With the risk of being "fluffy", here are some quick comments and clarifications related to the future framework and what I think is the gist of this thread:

  • The idea of the Future Core API is to provide a unified framework:

    • that provides a minimal ("atomic") set of build blocks - no more no less - for evaluating R code "anywhere" and asynchronously
    • where the Future class provides a "container" holding an R expression and its dependencies
    • where Future objects can be passed on to R processes running "anywhere"
    • when I look at our existing parallel/distributed backends, at their their very core, they are all implementing their own version of a future()/resolved()/value() API; conceptually they could implement the same lightweight API at this level. Not claiming it will ever happen, but the design goal of the future framework is such that packages such as 'parallel', 'foreach', 'batchtools', 'clustermq' etc could implement their own future backends and then their higher-level functions will build on top of these common core parallelization building blocks
    • Higher-level use cases from tools like drake greatly helps to identify/narrow in on what the atomic set of building blocks should be
  • I'm hoping to get to a future.clustermq backend "soon-ish";

    • I wanted to get a working draft of future.tests first to help the validation (it's in a decent shape now)
    • Note that a future.clustermq backend will actually "peel off" the workload balancing that clustermq has built in, which means a vanilla future.clustermq backend might not do what you need. Why? This is because the Future Core API (as defined/implemented in the 'future' package) does not have a concept of workload balancing (but see next).
  • Specifying and requesting computational resources needed to evaluate a particular computational container ("future") is not obvious:

    • We need some type of standard and I don't think it exists, i.e. it needs to be identified and developed carefully
    • HPC schedulers provide some framework and terminology for this
    • Different schedulers does not fully agree on how to specify this, e.g. for some you specify memory needed for the whole job whereas for others per slot in a job. Some of these can be encapsulated in a unifying API, but some may be unique to certain schedulers and needs
  • It's on my long-term roadmap to make it possible to merge multiple Future objects:

    • the hope is to identify (and eventually provide) fundamental buildings block for doing workload balancing ("chunking")
    • for example, imagine a for loop over 100 iterations creating 100 separate futures. If we could merge these into 10 new futures (sharing common globals and dependencies etc), we have effectively achieved the most basic type of workload balancing ("chunking") as we see in mclapply(), parLapply(), future_lapply(), etc.
    • in order to do this, I need to decouple the Future class further from the future backends (they're currently a _bit_ intertwined)
    • the goal is to provide the _minimal_ set of building blocks

A quick note from my side, I just gave it a try. I needed to install zeromq from source which was surprisingly easy due to having no dependency issues.

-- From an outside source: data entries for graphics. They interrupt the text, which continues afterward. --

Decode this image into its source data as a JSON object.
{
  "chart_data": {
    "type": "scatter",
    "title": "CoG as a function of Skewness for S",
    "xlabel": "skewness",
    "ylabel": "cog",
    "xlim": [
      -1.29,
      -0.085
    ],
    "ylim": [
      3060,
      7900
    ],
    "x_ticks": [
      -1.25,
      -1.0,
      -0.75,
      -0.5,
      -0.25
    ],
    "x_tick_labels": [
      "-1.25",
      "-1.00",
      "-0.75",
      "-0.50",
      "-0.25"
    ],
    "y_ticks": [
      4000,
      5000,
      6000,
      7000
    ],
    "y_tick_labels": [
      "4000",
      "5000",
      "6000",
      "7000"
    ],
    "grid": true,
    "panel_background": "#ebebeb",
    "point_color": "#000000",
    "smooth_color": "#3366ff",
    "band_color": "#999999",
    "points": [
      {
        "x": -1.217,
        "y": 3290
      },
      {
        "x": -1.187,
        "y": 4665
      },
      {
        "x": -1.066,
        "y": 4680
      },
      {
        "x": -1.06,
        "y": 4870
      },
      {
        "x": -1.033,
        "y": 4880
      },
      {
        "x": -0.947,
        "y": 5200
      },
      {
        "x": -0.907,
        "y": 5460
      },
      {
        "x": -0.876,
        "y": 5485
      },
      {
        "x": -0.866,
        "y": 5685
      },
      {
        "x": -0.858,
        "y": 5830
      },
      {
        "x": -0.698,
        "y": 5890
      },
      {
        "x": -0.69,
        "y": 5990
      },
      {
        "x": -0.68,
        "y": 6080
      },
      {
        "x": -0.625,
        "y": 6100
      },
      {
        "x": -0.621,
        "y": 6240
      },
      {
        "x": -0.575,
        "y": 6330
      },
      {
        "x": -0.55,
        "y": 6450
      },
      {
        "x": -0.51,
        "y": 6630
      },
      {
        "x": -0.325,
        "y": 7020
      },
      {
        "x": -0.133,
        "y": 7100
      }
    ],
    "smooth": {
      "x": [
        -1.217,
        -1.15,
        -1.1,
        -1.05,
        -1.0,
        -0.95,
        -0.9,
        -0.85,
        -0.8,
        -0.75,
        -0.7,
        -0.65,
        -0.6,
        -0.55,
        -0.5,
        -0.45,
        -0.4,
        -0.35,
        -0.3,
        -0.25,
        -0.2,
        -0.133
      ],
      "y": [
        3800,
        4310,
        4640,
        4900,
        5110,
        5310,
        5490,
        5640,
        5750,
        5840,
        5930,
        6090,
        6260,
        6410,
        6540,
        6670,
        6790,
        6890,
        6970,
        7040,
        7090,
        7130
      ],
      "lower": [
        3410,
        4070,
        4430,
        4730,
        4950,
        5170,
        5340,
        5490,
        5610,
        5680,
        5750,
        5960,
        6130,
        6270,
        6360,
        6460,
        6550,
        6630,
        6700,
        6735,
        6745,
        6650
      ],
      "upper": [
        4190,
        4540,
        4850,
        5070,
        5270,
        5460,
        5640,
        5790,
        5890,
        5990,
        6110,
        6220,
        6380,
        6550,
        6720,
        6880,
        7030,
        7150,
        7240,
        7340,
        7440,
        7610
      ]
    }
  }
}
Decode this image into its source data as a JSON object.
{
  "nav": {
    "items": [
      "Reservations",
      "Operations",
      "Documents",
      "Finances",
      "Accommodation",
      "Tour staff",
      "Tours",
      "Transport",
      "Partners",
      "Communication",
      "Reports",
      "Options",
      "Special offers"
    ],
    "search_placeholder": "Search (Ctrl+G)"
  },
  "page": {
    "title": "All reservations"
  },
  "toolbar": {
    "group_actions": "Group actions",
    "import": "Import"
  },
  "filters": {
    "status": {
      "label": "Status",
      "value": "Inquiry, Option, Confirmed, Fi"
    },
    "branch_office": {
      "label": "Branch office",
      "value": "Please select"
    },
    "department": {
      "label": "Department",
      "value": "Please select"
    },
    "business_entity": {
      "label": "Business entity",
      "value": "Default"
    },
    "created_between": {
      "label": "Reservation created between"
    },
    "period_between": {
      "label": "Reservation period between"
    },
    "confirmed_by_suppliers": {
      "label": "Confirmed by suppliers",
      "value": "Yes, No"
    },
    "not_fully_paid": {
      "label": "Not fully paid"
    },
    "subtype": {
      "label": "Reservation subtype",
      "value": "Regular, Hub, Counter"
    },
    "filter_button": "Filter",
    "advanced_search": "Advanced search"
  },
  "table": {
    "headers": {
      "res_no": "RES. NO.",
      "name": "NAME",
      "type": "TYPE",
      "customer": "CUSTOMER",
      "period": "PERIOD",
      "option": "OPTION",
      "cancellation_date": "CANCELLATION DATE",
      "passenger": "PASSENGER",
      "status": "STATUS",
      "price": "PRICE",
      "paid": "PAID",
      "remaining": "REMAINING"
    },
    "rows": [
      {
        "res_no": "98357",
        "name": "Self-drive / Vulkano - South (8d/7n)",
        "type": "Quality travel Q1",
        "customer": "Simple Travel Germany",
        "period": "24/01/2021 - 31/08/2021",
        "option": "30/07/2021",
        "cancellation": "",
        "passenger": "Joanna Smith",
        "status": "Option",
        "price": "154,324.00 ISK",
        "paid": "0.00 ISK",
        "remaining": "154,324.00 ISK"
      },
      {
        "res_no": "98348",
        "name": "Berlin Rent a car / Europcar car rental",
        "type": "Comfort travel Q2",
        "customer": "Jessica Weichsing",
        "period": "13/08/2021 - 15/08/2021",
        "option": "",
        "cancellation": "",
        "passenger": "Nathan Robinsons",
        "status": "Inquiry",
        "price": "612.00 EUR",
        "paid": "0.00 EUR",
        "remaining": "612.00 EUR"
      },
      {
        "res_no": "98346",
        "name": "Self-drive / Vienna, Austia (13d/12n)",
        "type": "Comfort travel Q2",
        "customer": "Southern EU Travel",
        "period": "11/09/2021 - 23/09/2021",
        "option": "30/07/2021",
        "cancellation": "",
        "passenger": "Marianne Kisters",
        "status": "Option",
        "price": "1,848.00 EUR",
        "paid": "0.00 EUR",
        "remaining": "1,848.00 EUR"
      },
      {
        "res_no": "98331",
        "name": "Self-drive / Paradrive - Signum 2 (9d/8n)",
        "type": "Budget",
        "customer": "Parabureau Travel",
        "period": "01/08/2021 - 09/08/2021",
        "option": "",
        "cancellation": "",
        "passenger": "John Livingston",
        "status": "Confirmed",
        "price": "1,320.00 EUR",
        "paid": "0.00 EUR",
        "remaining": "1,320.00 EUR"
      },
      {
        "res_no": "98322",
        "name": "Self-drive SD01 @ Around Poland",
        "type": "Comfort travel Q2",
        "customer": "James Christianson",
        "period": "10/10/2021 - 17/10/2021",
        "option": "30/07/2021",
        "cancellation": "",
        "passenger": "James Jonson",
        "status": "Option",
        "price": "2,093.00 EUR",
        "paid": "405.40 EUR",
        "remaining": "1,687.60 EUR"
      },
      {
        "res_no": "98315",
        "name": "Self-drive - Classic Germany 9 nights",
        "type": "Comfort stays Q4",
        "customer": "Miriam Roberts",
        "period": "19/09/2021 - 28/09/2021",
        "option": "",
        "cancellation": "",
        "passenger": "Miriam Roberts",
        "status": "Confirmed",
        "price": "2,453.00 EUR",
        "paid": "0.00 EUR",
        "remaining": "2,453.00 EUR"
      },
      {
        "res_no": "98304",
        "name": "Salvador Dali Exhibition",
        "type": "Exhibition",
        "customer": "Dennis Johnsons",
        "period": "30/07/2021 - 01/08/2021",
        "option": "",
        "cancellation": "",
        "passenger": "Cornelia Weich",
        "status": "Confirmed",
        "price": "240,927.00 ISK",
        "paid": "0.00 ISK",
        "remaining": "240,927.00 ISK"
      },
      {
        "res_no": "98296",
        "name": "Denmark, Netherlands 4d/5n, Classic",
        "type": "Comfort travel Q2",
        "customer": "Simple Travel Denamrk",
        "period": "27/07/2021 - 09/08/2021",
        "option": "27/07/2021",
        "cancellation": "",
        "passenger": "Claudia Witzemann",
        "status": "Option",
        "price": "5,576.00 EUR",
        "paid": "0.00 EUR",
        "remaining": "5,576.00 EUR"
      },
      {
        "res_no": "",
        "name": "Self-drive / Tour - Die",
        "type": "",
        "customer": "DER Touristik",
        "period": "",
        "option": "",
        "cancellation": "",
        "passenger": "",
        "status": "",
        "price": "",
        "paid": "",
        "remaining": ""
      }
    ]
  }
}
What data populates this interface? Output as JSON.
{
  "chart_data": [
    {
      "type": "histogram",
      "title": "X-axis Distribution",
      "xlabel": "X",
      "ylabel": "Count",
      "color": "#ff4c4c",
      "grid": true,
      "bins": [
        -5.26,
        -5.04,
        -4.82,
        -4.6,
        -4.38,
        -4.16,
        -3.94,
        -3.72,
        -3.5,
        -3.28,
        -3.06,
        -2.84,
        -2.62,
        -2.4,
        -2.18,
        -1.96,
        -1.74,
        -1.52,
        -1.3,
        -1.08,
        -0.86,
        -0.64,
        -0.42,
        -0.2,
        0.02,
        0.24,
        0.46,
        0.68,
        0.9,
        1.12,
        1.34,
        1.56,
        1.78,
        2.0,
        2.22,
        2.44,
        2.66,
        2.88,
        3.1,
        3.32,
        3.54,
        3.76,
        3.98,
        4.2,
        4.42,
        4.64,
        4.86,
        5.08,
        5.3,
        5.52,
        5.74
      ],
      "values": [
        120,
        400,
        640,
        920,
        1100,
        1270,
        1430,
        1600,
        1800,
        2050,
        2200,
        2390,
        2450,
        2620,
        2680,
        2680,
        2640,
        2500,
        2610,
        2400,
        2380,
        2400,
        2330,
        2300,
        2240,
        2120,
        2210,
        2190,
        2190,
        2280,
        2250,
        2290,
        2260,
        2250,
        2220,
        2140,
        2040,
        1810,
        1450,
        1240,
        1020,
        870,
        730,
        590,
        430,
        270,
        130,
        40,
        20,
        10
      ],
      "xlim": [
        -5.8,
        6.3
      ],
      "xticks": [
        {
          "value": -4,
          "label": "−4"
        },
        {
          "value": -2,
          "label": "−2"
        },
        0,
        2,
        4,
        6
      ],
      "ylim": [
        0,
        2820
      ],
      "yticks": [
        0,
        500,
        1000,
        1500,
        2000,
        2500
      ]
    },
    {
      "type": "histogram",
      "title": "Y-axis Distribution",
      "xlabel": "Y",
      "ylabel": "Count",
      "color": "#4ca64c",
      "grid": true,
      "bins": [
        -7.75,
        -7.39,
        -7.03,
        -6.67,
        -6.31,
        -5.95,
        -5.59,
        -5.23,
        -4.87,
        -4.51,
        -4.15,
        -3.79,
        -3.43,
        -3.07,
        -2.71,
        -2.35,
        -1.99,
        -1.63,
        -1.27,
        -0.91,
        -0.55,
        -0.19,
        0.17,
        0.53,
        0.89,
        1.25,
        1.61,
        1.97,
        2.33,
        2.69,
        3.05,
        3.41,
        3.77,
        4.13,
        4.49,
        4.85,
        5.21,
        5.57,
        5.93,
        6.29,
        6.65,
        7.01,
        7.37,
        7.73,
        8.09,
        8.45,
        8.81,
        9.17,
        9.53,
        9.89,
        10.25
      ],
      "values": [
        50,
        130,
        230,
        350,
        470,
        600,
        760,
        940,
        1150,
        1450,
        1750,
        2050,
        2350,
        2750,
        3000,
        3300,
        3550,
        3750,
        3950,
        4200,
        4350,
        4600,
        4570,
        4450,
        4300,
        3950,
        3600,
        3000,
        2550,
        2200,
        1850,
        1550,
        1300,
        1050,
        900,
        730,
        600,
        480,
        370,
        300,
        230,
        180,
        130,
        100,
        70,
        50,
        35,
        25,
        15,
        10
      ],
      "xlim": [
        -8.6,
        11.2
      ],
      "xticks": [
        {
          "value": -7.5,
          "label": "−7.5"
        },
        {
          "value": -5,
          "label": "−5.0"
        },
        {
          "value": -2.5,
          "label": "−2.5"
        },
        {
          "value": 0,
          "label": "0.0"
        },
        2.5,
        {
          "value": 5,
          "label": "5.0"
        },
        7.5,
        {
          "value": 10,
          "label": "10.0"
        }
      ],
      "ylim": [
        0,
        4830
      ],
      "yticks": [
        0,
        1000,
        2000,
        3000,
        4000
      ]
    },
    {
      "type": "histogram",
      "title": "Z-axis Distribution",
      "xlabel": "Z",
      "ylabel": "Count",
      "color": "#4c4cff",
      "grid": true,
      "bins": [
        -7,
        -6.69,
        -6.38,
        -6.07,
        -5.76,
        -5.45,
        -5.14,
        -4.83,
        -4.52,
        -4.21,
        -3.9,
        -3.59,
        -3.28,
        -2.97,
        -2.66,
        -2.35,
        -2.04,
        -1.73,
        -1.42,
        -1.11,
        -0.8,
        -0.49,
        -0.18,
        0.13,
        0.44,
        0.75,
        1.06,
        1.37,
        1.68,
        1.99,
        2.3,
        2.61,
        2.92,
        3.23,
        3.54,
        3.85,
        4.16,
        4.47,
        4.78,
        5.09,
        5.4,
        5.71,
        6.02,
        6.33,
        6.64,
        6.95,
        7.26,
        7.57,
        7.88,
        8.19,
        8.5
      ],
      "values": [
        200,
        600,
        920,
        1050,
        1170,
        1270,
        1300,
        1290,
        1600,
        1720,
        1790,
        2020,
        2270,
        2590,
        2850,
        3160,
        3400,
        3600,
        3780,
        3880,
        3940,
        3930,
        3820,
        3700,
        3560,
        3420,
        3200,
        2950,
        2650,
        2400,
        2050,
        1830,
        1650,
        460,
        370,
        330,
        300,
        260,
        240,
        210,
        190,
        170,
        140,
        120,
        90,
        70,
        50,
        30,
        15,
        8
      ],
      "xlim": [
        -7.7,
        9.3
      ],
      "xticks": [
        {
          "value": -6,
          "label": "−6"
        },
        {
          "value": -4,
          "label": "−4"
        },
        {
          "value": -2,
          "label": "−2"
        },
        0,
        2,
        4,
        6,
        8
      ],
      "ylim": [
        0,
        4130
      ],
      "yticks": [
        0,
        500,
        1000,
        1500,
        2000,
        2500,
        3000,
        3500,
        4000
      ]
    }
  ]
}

I can second this. I've verified that installing ZeroMQ as a _non-privileged_ user from source on a _RHEL 6.6_(!) cluster went smoothly following the (traditional) installation instruction;

curl -L -O https://github.com/zeromq/libzmq/releases/download/v4.2.5/zeromq-4.2.5.tar.gz
tar xvf zeromq-4.2.5.tar.gz
./configure --prefix=/path/to/zeromq-4.2.5
make
make install

After this, 'rzmq' and 'clustermq' installed like a charm on a fresh R 3.5.1 setup.

Lots of HPC cluster run these older versions of RHEL/CentOS. I think there are folks out there stuck with RHEL 5 as well. Being able to support those is important. ("You need to update your OS", is not useful feedback for users on such environment.)

@HenrikBengtsson I managed to install zeromq on my university cluster (running CentOS 7.6.1810) using the commands you listed, but I'm having trouble getting rzmq to load properly; can you spell out in more detail where the zeromq libraries should be installed and/or what environmental variables need to be set for this to work?